In Defense of Sweatpants
I’ll be honest, there are times I don’t even make it to the bedroom. Sometimes I get a few steps inside my front door, decide the terrible prison that is a pair of blue jeans has become unbearable, and drop ‘em right there in the living room.
What’s the first thing you do when you get home from work? Flip through the mail? Say hello to your significant other/pet/pet who is your significant other? Or maybe something totally deranged like put on your gym clothes and go for a run? No, you don’t do any of those things. You do what I do, what every other red-blooded, blue-blooded, and whatever-blooded human being in the world does. You sprint–not run, mind you–but sprint into the bedroom and put on your sweatpants. And then, finally you are happy. Because life doesn’t really begin until you’ve got your sweatpants on.
I’ll be honest, there are times I don’t even make it to the bedroom. Sometimes I get a few steps inside my front door, decide the terrible prison that is a pair of blue jeans has become unbearable, and drop ‘em right there in the living room. Now granted, I’m a lunatic. But to me, that is just how dire the need for sweats is–that I will disrobe before I even get to them, just to show them the proper respect. “What? No, sweatpants, I would never dream of wearing anything other than you. Was I just wearing slacks? Absolutely not. I mean, do you see any slacks on my legs? No you do not!” And I’m a writer. It’s not like I’ve been out of the house all that long. 3, 4 hours, tops. But I gotta be in my sweats asap, and I have a feeling you’re a lot like me. Well, hopefully not too much like me. I mean, someone’s gotta handle some actual responsibility around here. But I’ve considered just hanging my sweatpants on the front door knob, so I can put them on the second I arrive home. I haven’t done it, because my dignity has yet to swing quite so low, but it will. Will it ever.

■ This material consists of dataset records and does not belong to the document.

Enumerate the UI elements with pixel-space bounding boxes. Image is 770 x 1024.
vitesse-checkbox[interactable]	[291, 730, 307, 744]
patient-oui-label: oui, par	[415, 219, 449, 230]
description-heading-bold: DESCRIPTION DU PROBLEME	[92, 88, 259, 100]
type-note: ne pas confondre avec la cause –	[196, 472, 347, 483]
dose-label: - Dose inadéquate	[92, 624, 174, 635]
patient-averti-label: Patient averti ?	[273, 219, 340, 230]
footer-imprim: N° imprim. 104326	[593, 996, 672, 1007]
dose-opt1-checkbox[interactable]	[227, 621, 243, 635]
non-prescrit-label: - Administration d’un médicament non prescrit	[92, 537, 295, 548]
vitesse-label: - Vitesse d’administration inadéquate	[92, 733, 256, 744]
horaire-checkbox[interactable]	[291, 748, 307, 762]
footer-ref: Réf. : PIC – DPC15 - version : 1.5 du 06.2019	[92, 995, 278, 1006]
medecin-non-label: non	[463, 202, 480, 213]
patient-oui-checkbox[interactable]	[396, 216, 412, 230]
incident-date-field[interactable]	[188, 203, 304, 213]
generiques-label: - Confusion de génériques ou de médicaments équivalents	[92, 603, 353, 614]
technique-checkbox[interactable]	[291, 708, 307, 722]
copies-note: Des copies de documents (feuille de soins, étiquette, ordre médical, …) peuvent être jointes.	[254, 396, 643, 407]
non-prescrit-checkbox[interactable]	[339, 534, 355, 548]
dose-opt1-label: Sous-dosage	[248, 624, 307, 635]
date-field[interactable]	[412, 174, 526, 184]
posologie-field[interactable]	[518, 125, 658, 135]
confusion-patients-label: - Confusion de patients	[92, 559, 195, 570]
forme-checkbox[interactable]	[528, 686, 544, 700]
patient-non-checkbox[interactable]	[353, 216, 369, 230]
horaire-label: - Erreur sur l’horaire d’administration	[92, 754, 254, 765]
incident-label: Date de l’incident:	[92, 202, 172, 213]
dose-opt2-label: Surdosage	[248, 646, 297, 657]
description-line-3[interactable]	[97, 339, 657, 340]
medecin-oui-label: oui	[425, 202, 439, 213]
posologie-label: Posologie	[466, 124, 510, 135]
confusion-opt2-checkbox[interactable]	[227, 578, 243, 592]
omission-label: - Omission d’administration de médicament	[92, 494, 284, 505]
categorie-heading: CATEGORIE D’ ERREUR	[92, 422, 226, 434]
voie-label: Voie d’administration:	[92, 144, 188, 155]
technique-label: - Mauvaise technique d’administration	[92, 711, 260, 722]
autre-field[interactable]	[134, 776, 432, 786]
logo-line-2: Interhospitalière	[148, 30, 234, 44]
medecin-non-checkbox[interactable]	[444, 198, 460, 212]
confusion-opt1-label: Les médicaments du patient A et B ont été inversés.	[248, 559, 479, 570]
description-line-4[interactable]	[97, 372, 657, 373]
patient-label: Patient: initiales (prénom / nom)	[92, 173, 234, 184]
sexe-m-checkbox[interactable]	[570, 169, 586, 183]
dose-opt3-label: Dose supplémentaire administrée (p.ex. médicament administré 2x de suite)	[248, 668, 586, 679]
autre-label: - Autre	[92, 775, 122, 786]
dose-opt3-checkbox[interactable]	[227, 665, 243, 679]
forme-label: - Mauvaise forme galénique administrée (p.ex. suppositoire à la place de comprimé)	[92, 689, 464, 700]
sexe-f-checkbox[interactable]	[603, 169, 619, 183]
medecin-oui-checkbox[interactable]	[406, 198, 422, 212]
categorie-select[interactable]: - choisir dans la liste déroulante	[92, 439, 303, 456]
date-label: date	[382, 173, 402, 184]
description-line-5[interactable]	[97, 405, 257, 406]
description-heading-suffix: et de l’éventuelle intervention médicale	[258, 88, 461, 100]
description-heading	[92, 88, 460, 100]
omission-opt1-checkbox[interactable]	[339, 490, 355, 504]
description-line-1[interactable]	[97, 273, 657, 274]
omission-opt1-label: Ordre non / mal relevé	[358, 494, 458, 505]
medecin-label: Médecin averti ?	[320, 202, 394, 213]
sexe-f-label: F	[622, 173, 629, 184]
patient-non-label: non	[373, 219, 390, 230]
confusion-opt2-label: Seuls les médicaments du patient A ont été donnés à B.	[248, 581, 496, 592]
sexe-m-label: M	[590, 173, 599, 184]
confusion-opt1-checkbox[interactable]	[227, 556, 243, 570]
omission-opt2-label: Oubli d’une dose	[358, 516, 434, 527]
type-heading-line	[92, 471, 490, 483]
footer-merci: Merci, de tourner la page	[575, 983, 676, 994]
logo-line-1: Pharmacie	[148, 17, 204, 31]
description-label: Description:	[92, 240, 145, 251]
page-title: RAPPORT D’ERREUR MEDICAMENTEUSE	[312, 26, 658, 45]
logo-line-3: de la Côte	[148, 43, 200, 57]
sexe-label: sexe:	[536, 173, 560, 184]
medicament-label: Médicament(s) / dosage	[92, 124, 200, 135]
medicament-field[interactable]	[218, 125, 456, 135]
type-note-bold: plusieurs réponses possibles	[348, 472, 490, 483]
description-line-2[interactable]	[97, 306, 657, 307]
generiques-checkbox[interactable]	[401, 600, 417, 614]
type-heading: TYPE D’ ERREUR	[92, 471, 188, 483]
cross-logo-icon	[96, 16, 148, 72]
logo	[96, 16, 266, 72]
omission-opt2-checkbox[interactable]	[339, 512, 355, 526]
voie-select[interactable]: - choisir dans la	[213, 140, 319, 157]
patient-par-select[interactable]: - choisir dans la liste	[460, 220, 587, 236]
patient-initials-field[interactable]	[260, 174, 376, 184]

Here’s the thing: you wanna wear sweatpants all the time, and I wanna wear sweatpants all the time, so why aren’t we all just friggin’ wearing sweatpants all the time?! Why do we do this to ourselves? The system we have now is that a few people wear sweatpants outdoors, and we all scoff while thinking in the back of our heads, “goddamn it would I like to be wearing sweatpants right now.” But we can change. And unite! What I’m proposing here is a sweatpant movement. All of us wear sweatpants, all the time, and all of us will be happy. It can’t just be a few of us, because then we (i.e. me) will look like slouches. But if WE ALL get on board the sweatpant gravy train, then we’ll have a full-fledged slouch revolution on our hands. Kate Upton: sweatpants. Ryan Gosling: sweatpants. Michelle Obama: sweatpants. Who of us can complain if Michelle Obama is wearing sweatpants?! What, you think you’re better than the First Lady? Well, you’re not. So take off those khakis and put on some Zubaz. STAT.
I know what you’re thinking. Doesn’t it feel good to dress up? To put on your finest duds and see the sparkle in other peoples’ eyes as you walk past, looking stylish and debonair? And yeah, I guess it does feel good, but not as good as soft, forgiving cotton rubbing against your legs 24 hours a day. That feels GOOD. The admiration of others feels lower-case good, tops. Plus, who’s to say you couldn’t garner the same recognition in our new Russell Athletic society? Going to the theater for the night? Put on your pin-striped sweats. Looking for some glamour? Well pull out your BeDazzler and make your lethargy shine! Or, if you want to show a little skin, pull them up to your knees. Or cut out the butt cheeks. I’m just spitballing here. Point is, there are options for everyone! “Hey bartender at this fancy New York dance club, can I have a martini? $20, you say? Well let me just fish my wallet out of my giant front pouch, and drop the fine lady’s phone number I was just handed into my seemingly endless side pocket. Thank you sweatpants, and thank you America.”
Quietly, women have already started the comfort revolution. They wear Lululemons, which I have been told are like a second skin, and no one says boo. Mostly because Lululemons look hot, and men will take the closest thing to women not wearing clothes as they can possibly get. But it’s time for all of us to hop aboard the leisure bandwagon. A bandwagon where we all dress like we did in third grade. I hope that in the coming months and years, someone will take a stand. A politician will come out and say “I am running on a platform of comfortable clothing. We should all wear it, it just makes sense!” I would vote for him, or her (let’s honest, it’s probably gonna be a him), and I hope you will too. Because we should be honest with ourselves and each other. No more hiding. Sweatpants now, and sweatpants forever. Yes we can.